В частности, в работе «Имяславие как философская предпосылка» Флоренский писал, удивительным образом перекликаясь с тем определением каббалистической символики, которое дал Розанов в «Юдаизме» (см. выше): «Имя Божие есть сам Бог». Более расчленение оно должно говориться: «Имя Божие есть бог и именно Сам Бог, но Бог не есть ни имя Его, ни самое Имя Его».
Еще раз вернемся к той формуле каббалистической символики, которую дал Розанов: душа вещи, имя вещи есть вещь, имя Бога есть Бог. Это в полном смысле слова ключ к мировосприятию Флоренского. В «Диалектике» он писал: «Противоречивость всякого воплощения в том и состоит, что воплощение — более себя самого, что оно и А и более чем А — зараз. Всякое ведь воплощение, будучи частью, есть в то же время и целое. ЧАСТЬ, РАВНАЯ ЦЕЛОМУ, ПРИЧЕМ ЦЕЛОЕ НЕ РАВНО ЧАСТИ — таково определение символа».

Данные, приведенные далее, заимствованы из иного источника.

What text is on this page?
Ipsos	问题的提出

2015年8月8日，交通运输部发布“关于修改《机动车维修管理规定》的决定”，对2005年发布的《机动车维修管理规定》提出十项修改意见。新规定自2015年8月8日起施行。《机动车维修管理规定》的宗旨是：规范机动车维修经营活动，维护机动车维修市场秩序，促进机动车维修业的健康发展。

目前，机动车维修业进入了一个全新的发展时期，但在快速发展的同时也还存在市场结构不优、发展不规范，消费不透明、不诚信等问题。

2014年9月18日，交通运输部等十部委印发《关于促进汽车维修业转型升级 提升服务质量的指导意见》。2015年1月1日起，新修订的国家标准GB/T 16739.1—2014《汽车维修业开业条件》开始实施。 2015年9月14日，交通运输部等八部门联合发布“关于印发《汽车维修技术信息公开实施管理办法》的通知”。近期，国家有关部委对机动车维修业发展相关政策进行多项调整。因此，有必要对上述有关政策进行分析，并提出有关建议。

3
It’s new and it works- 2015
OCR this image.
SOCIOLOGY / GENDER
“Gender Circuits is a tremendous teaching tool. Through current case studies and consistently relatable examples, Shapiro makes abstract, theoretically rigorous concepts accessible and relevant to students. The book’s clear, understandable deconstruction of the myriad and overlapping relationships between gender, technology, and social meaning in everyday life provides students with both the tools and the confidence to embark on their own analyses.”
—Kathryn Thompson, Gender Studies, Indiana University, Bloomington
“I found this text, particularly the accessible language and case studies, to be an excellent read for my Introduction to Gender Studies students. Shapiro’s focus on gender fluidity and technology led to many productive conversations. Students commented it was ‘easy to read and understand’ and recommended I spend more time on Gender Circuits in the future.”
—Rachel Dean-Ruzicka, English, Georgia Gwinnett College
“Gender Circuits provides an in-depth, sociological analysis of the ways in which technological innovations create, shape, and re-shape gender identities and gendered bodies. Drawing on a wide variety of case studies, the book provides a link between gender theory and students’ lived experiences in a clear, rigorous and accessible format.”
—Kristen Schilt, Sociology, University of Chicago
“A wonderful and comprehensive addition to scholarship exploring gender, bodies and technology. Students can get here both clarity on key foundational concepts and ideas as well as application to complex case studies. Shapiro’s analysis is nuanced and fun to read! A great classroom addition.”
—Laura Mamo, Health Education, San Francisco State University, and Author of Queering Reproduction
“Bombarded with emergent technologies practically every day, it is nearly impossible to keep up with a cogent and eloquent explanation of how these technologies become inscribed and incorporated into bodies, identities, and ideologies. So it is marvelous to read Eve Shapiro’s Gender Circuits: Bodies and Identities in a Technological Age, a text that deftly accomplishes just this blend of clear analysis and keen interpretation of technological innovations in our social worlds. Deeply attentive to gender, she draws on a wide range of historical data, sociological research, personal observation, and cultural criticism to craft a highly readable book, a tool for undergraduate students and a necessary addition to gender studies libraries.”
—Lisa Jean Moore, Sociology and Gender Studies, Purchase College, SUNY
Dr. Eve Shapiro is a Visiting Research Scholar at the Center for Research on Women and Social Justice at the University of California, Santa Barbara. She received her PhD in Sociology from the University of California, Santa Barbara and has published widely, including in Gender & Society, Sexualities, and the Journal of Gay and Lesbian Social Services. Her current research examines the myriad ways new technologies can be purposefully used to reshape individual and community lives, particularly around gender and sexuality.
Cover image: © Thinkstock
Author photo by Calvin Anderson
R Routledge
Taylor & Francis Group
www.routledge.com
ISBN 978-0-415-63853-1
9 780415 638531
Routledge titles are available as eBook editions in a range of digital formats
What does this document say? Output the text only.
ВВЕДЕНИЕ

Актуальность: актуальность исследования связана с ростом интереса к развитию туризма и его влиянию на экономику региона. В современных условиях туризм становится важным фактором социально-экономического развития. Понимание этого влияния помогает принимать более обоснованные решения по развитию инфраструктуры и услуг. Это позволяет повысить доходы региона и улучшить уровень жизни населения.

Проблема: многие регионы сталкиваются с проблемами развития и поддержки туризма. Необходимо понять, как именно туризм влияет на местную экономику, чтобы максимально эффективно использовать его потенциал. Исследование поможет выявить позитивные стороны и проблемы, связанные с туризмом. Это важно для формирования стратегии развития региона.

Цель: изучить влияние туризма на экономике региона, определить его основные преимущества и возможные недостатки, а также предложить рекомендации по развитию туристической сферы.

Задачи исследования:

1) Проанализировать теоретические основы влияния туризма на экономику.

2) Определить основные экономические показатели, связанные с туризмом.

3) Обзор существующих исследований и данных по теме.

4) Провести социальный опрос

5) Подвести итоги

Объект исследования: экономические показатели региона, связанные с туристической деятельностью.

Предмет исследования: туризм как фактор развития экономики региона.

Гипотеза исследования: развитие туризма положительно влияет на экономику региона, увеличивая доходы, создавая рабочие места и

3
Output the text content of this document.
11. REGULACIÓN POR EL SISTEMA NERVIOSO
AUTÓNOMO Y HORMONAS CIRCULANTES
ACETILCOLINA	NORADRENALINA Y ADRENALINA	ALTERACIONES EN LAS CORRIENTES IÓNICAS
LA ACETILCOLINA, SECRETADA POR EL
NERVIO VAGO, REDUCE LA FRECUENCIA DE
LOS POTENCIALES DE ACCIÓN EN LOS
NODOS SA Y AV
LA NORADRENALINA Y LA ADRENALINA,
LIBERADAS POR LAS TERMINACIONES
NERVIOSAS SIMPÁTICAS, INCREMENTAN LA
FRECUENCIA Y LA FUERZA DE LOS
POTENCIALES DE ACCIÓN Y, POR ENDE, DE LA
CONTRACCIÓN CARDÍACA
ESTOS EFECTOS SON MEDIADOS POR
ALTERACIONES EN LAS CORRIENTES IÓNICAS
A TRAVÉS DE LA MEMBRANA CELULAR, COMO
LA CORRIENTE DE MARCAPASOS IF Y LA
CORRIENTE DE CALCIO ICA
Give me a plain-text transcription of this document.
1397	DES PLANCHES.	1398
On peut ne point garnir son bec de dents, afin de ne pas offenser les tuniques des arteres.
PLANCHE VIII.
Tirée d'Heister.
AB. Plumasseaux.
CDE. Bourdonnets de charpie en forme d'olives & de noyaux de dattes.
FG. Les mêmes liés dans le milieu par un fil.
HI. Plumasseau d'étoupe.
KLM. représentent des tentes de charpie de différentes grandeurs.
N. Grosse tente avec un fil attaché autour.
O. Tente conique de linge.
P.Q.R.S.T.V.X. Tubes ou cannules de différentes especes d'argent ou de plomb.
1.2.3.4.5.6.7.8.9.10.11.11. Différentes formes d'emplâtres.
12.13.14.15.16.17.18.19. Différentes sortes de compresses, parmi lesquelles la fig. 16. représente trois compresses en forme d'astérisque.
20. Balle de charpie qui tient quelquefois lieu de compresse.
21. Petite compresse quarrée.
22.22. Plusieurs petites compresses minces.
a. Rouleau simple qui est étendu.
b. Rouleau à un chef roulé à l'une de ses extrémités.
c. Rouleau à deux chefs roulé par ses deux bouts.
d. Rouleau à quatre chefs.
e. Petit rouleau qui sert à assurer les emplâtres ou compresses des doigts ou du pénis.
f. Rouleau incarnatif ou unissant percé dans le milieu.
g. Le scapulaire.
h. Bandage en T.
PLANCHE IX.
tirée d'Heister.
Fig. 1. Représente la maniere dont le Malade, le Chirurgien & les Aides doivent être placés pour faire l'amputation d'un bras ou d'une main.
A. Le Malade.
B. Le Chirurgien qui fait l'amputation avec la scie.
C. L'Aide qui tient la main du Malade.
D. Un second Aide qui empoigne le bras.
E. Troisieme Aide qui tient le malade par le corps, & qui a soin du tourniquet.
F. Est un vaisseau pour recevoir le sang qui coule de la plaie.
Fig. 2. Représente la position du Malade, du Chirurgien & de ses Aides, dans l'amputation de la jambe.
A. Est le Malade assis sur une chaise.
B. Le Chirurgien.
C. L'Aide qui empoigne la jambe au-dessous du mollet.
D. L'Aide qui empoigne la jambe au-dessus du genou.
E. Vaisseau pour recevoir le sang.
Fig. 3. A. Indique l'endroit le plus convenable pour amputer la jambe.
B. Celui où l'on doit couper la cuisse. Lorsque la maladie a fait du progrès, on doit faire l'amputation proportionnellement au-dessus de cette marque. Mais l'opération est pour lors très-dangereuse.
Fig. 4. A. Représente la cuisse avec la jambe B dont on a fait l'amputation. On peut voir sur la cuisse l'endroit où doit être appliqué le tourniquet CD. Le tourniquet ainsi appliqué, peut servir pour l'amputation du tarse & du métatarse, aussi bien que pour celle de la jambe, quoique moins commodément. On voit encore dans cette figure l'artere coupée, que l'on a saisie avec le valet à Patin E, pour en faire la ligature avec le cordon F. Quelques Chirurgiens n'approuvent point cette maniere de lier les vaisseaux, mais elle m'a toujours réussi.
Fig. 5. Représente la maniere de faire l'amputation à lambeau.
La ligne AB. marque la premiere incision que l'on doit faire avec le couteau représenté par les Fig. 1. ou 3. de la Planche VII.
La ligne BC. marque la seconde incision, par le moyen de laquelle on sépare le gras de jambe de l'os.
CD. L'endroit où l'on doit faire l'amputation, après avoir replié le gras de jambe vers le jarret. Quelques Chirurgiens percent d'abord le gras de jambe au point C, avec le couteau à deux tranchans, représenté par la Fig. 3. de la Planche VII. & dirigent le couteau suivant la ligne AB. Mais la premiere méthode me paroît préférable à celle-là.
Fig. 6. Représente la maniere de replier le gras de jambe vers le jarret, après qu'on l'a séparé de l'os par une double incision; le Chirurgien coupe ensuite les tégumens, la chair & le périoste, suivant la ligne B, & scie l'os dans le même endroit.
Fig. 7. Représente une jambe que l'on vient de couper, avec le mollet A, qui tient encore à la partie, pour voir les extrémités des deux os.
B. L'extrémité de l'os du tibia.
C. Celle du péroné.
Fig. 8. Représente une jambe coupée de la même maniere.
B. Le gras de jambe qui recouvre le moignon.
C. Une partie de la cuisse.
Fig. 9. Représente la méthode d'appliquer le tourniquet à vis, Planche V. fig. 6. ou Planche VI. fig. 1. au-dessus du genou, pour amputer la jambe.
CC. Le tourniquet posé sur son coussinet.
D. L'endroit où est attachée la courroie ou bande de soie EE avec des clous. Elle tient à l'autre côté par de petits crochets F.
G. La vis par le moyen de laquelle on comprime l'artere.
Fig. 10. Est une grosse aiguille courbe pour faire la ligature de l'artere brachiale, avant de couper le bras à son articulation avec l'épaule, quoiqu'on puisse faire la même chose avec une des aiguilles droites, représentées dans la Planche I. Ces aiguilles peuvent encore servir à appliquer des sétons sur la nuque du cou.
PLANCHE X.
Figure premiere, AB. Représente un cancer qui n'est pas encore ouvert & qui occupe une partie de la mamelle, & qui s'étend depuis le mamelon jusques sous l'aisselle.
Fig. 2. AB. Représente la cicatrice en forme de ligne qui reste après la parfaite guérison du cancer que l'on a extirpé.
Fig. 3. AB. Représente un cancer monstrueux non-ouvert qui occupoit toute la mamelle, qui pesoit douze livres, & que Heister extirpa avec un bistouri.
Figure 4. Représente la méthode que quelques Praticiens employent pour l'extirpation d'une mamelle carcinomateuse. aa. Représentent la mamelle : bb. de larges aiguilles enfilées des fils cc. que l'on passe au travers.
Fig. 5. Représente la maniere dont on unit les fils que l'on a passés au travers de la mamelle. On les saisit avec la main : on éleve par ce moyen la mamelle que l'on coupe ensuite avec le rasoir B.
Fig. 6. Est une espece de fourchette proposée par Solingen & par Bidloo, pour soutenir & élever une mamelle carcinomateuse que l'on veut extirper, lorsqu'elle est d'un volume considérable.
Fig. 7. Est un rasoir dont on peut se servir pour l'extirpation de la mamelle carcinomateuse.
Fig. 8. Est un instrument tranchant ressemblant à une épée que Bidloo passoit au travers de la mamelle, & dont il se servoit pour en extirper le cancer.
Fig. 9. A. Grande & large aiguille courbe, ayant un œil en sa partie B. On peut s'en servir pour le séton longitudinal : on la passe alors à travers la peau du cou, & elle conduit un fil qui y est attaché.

Строго говоря, это определение непосредственно вытекает из каббалистической модели: Имя Божие есть сам Бог, но Сам Бог не есть имя его. Тут особенно важно не только то, что часть оказывается равной целому, но целое при этом не оказывается равным части. Не менее существенно и то, что символ (душа, имя вещи) сам оказывается вещью: он реален.
Плотность, вещественность символа для Флоренского имела совершенно исключительное значение. Об этом он писал в трактатах «Имена», «Строение слова», «Магичность слова». Через эти и другие работы проходит отношение к символу как к реальности. Подлинный символ, — считал Флоренский, — нельзя сочинить; он объективен, объективно предопределен, запрограммирован, являясь глубинной структурой, которая обладает способностью всплывать, воплощаться и одновременно не терять свой внутренний,
Розанов с необыкновенной остротой ухитил магичность словесного знака, он гениально почувствовал библейское слово как скрепу миров. Отсюда идет экстатическое переживание им Каббалы. А для систематика Флоренского Каббала важна была как универсальная теория, в которой отрицалась случайность, произвольность, условность знака и обосновывалась его закономерность, внутренняя обусловленность, глубинная структурность.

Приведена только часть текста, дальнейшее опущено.